Was war das gestern Abend für eine Show. Nein, ich meine nicht den krampfhaft heiteren Versuch namens „Mainz bleibt Mainz“ in der ARD, sondern die pubertäre Pöbelei, mit der Trump und sein James auf Präsident Wolodymyr Selenskyj eingedroschen haben. Die Kommentatoren des Gesprächs, das aus einer Sendung von RuZZland-TV hätte stammen können, sprechen unisono von einem Imperialisten und seinem Machtanspruch. Ich sehe das anders.

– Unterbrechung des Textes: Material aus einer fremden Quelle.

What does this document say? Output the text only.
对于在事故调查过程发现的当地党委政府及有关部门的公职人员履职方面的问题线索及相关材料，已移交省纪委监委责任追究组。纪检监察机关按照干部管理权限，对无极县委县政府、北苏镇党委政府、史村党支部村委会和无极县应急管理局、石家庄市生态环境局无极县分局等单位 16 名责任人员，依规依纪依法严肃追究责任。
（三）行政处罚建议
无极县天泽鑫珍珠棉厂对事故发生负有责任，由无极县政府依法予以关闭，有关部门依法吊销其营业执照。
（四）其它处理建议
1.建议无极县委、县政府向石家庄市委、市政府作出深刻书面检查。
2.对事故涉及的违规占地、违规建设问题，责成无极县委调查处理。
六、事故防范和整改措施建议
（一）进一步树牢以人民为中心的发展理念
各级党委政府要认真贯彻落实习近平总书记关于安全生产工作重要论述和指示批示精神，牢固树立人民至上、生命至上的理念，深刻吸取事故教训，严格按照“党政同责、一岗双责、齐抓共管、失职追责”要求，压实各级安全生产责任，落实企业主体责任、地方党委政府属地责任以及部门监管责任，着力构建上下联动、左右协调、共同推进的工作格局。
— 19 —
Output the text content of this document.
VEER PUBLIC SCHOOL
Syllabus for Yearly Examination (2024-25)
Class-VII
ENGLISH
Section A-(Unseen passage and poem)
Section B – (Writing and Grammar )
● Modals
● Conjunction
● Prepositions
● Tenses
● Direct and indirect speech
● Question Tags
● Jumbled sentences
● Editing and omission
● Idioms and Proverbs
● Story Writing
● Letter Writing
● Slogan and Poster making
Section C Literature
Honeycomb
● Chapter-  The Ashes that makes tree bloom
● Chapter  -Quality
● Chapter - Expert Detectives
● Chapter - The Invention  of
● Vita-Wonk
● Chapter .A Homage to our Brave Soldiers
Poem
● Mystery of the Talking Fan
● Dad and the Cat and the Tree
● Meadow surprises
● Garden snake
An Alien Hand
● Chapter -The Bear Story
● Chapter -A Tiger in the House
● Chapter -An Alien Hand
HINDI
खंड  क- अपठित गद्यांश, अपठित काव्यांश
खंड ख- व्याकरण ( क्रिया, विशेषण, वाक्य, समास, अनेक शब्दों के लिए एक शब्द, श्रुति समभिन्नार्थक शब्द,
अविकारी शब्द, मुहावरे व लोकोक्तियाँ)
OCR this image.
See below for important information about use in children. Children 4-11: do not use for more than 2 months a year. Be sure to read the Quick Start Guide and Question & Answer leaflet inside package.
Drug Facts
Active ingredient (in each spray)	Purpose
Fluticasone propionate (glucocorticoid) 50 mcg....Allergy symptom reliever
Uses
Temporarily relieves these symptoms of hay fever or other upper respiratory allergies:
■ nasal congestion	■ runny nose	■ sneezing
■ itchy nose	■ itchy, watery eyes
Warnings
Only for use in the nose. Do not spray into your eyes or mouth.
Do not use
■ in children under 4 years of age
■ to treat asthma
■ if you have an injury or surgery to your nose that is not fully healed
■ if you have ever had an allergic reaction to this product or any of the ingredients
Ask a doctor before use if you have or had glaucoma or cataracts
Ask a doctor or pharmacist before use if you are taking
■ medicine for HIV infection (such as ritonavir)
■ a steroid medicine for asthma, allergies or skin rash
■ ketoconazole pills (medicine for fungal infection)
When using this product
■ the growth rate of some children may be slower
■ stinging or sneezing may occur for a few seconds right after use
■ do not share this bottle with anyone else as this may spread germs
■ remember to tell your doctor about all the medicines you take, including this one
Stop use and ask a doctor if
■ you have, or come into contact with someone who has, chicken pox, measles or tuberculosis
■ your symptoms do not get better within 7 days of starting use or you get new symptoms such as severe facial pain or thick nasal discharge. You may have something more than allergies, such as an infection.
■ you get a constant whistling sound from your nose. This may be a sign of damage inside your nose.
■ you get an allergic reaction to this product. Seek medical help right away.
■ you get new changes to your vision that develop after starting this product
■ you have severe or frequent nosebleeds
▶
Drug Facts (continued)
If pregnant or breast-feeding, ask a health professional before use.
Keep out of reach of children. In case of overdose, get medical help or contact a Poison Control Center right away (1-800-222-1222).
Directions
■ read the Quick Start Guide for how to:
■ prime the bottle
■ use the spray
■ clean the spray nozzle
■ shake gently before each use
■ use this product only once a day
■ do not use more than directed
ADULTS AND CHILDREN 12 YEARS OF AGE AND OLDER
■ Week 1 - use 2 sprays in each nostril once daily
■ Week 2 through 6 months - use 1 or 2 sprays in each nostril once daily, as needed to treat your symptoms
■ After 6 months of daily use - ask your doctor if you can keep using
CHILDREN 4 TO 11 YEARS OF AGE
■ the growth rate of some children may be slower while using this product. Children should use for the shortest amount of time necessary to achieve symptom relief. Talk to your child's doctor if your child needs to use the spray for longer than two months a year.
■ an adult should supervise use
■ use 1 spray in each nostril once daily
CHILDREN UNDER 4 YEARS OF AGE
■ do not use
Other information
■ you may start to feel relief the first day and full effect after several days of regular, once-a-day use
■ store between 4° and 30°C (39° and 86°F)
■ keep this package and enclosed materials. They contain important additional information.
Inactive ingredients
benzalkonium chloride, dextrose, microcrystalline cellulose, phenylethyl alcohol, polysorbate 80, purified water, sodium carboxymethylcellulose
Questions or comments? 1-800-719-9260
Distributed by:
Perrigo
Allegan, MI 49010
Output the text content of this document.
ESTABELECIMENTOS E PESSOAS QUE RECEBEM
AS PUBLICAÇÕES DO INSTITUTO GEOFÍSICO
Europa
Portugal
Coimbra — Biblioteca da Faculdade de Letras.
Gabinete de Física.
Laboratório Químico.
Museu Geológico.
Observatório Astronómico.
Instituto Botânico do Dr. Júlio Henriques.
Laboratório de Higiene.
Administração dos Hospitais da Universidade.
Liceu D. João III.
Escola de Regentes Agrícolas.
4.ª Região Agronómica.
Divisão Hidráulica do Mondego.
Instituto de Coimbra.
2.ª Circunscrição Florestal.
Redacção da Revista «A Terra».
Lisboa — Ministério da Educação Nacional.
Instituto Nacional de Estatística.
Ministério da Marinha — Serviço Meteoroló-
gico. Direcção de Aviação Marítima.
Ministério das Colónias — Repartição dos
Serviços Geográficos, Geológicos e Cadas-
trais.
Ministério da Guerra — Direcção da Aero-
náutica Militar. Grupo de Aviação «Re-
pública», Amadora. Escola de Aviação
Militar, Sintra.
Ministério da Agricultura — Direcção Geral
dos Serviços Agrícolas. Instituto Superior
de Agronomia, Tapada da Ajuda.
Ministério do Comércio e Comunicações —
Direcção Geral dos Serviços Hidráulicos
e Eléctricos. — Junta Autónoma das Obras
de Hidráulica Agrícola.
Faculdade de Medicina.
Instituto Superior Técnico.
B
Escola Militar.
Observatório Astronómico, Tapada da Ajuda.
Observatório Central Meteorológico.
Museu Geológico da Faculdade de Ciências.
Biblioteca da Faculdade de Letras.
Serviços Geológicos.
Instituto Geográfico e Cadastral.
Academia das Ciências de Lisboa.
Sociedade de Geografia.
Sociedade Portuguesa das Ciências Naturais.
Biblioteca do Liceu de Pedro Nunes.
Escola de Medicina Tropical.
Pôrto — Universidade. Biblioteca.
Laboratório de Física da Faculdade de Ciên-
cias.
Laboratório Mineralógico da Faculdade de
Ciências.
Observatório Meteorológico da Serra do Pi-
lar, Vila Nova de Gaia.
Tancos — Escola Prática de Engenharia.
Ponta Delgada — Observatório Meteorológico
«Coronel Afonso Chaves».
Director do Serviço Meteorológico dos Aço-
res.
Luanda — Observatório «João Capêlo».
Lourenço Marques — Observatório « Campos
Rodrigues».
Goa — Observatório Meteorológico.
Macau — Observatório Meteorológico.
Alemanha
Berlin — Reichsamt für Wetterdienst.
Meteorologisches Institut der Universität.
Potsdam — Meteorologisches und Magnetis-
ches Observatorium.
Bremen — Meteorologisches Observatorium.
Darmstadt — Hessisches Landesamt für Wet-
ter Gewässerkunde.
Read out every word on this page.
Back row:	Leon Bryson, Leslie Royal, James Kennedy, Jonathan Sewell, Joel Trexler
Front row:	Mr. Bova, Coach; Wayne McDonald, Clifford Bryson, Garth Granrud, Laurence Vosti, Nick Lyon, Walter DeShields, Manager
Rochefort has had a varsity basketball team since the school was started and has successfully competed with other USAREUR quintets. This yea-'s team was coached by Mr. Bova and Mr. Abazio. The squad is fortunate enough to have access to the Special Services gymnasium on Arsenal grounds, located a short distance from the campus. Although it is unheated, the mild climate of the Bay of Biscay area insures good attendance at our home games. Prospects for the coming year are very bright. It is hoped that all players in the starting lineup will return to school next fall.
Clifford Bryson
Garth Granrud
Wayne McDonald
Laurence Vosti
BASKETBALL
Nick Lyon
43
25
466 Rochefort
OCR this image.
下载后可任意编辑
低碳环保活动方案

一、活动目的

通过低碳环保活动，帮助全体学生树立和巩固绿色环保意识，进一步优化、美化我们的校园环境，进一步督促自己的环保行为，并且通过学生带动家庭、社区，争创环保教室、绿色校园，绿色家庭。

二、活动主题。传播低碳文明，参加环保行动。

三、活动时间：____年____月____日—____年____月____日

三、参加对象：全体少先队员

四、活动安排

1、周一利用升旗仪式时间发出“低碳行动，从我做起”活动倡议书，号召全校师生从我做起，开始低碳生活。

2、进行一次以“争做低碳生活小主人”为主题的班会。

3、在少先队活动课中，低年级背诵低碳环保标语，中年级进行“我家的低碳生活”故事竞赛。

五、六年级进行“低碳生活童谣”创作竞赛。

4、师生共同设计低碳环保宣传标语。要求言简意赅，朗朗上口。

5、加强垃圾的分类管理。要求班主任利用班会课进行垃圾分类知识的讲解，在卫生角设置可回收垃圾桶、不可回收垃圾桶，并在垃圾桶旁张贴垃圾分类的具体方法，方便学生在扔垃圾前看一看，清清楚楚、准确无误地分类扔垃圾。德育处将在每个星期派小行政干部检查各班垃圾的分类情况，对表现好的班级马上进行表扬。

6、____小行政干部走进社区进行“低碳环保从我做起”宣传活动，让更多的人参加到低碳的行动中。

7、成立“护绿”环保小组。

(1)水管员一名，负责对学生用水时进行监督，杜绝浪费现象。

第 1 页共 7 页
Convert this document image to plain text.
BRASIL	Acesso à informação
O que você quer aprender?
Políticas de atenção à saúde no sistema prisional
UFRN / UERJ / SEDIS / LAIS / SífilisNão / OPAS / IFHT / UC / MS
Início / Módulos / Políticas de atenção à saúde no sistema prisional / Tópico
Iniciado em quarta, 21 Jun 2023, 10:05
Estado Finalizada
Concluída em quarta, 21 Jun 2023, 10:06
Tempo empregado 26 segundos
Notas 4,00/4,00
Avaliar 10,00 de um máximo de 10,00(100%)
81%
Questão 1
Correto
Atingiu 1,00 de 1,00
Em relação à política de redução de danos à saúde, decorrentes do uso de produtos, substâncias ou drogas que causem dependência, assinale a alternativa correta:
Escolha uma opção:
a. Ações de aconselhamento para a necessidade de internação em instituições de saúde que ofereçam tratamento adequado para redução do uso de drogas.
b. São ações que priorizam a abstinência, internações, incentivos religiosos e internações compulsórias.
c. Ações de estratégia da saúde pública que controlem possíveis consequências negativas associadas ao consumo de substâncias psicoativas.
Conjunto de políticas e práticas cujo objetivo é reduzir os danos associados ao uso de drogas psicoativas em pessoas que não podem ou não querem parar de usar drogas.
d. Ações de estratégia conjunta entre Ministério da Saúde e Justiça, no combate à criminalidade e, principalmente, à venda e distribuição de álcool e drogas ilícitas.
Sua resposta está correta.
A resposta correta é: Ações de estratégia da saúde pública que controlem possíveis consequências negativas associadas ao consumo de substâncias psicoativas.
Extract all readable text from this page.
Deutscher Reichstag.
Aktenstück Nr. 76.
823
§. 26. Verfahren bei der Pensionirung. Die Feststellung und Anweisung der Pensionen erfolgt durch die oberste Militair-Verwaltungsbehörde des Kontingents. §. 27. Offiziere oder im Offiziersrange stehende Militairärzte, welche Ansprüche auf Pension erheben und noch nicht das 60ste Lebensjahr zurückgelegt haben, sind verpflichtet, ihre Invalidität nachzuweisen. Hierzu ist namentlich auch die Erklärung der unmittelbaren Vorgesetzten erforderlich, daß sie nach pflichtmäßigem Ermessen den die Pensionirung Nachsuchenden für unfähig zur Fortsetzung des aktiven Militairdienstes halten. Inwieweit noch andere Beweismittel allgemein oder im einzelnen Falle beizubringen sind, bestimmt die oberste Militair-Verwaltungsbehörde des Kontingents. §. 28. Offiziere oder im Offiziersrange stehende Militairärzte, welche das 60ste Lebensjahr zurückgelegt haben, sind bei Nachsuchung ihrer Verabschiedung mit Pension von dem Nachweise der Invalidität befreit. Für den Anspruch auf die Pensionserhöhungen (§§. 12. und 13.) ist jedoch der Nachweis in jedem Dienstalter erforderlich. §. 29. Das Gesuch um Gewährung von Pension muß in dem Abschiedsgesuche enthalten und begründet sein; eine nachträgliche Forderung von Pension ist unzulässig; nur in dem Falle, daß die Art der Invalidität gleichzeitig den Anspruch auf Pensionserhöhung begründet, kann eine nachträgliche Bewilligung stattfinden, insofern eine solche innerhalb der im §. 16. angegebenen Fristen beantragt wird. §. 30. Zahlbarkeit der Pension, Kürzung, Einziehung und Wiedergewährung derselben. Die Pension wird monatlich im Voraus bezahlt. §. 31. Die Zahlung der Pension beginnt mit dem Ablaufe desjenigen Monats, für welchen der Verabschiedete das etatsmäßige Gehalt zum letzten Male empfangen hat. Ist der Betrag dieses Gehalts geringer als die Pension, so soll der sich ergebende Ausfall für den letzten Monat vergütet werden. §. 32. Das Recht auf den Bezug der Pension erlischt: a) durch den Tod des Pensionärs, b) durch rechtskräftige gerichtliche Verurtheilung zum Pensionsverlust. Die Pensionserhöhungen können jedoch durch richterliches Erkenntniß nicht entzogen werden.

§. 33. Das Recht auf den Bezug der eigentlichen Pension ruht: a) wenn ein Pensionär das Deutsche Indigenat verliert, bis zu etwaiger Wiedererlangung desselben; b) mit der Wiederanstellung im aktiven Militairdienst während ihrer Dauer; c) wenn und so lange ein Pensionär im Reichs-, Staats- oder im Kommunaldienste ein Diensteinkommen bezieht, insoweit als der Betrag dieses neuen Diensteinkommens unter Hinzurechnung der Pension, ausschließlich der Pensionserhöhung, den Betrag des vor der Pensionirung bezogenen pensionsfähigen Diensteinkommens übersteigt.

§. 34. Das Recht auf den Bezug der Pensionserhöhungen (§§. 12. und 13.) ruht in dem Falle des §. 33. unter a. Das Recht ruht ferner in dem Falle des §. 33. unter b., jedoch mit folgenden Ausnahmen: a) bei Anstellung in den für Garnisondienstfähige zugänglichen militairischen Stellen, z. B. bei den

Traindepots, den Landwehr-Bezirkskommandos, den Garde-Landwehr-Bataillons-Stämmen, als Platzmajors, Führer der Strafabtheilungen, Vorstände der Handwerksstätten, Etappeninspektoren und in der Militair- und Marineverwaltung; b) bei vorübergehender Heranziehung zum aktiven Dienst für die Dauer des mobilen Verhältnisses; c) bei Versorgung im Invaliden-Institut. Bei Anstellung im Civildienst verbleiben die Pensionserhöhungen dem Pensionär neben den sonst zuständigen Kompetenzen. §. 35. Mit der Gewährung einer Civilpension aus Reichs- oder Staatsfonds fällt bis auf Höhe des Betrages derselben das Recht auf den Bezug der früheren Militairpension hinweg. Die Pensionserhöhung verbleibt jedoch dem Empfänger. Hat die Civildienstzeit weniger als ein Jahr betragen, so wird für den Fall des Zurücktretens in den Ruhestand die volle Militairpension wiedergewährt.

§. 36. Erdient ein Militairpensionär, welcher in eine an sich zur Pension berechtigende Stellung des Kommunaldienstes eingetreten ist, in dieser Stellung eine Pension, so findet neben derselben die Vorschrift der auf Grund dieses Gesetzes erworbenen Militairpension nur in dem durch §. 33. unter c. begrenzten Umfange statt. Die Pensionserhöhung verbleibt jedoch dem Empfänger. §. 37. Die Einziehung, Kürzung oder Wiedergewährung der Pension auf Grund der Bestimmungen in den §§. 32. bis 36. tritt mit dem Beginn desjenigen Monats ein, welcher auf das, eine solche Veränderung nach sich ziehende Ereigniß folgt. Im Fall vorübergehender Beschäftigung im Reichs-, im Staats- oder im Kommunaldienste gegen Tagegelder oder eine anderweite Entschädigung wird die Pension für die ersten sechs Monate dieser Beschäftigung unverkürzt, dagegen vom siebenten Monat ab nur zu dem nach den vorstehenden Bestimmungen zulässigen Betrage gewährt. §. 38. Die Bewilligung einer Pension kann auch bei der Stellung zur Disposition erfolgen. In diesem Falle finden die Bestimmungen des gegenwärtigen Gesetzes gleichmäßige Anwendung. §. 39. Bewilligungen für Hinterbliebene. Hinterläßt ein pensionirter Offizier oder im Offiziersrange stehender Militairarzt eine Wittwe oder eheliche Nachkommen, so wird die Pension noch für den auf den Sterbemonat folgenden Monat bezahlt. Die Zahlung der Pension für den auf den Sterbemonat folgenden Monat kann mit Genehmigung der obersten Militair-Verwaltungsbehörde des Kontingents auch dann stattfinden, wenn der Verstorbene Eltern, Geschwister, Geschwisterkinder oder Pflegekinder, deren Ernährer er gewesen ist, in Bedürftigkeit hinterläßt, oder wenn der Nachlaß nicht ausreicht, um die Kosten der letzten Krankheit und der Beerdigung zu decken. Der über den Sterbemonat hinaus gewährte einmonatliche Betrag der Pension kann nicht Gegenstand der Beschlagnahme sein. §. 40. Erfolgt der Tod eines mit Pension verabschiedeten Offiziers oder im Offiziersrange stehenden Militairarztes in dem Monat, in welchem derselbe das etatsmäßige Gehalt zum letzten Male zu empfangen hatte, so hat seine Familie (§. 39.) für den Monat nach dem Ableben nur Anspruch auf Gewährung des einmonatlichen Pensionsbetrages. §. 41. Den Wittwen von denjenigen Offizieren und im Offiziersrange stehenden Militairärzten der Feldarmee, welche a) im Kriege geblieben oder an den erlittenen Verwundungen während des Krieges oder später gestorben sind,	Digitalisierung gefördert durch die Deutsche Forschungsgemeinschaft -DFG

Natürlich agiert Donald Trump wie ein Imperialist. Sein Streben nach Macht, die Ausbeutung von Ressourcen und der Versuch, politische, wirtschaftliche und kulturelle Dominanz auszuüben, sind eigentlich wie aus dem Bilderbuch. Aber dafür müsste Herr Trump ein entsprechendes Gesamtkonzept haben und – mit Verlaub – wer ihm das zutraut, überschätzt ihn gewaltig.

Donald Trump geht es um Donald Trump und nur um Donald Trump.

Kein Politiker würde mit dem Versprechen in den Wahlkampf ziehen, einen Krieg in nur 24 Stunden beenden zu können (mal abgesehen davon, dass wir auch in Deutschland genug Wähler haben, die das glauben). Aber jetzt muss sich das Wort an der Realität messen lassen und ich glaube, dass es Trumps Team gelungen ist, ihm dezent klar zu machen, dass das in der Ukraine nicht geht, ohne das die USA als Marionette Putins dazustehen. Also musste ein Ausweg gefunden werden und den haben wir gesehen: „Wenn du keinen Deal machen willst, sind wir raus“. Die Trump-Evangelikalen werden das auch so sehen. – Unser Präsident hat alles gemacht. Nur die wollen nicht.

Quo vadis Americae?

Politiker auf der ganzen Welt sind entsetzt über das, was in Washington D.C. passiert ist, und die oft gehörte Forderung, Europa müsse sich von den USA emanzipieren, wird wieder lauter. Ich hoffe sehr, dass das gelingt. Wenn sich die Europäische Union endlich zusammenrauft und vielleicht noch eine Allianz mit den Königreichen Großbritannien, Norwegen und Kanada schmiedet, können wir nicht nur ein starkes liberales Gegengewicht zu den USA bilden, sondern auch den Machtansprüchen Russlands und Chinas etwas entgegensetzen. Mexiko wird sich wahrscheinlich eher dem Süden Amerikas zuwenden und so könnte schon in wenigen Jahren die USA nicht mehr das von allen bewunderte Land sein, sondern ein Player neben anderen.

Vielleicht beschleunigt sich sogar der Zerfall der westlichen Führungsmacht. Nicht wenige sehen die USA am Rande eines Bürgerkriegs. Postings in den sozialen Medien zeigen, dass die Sorge der Bürger vor einem möglichen Konflikt wächst. Der hohe Waffenbesitz in den USA erhöht die Möglichkeit eines bewaffneten Konflikts. Entscheidend wird sein, wie sich das US-Militär verhält, aber die Voraussetzungen für politische Instabilität und mögliche Gewaltakte sind gegeben.